Eso pasó en 2016, cuando Bernal empezaba a rodar por las carretas de Europa en competencias de ruta para jóvenes y una de las primeras cosas que hizo fue entregarle a Julio Bernal, de 77 años, un lugar en donde vivir junto a sus dos perros, sus dos gatos y un corral de pollos, informó Noticias Uno.
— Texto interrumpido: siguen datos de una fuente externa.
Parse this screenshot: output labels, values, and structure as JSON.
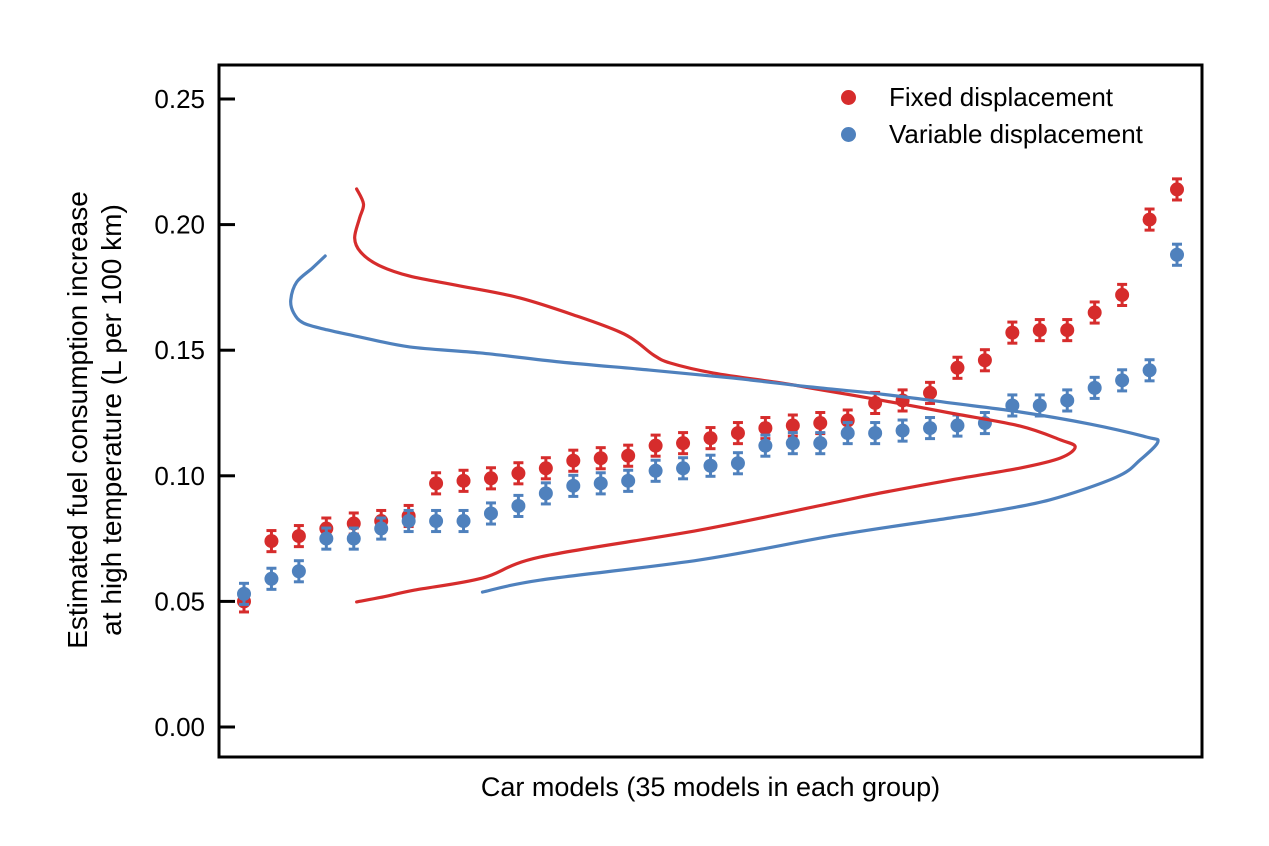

“Si quiere véngase pa’ca que le compré un lotecito, ahí tiene su casa y puede venirse pa’ca […]”, le habría dicho el ahora campeón del Tour de Francia a su abuelo, que rompió en llanto apenas con el recuerdo.

Dije: Dios mío ayude a ese muchacho […] porque a uno como que se le crece el cuerpo […] y a medida que él iba dando pedal […] imagínese yo también dando pedal, duro, duro, duro, duro, duro […]”, relató el hombre que todavía no asimila la alegría de ver a su nieto triunfar en la carrera más importante del ciclismo mundial.

Una elegancia […] me dio como una alegría […] que yo brincaba solito yo”, exclamó el abuelo de Egan que solo espera que su nieto regrese al país para que lo visite en ese pedacito de tierra que convirtió en su hogar hace 4 años, en la vereda Balconcitos, en el occidente de Pacho (Cundinamarca), agregó ese medio.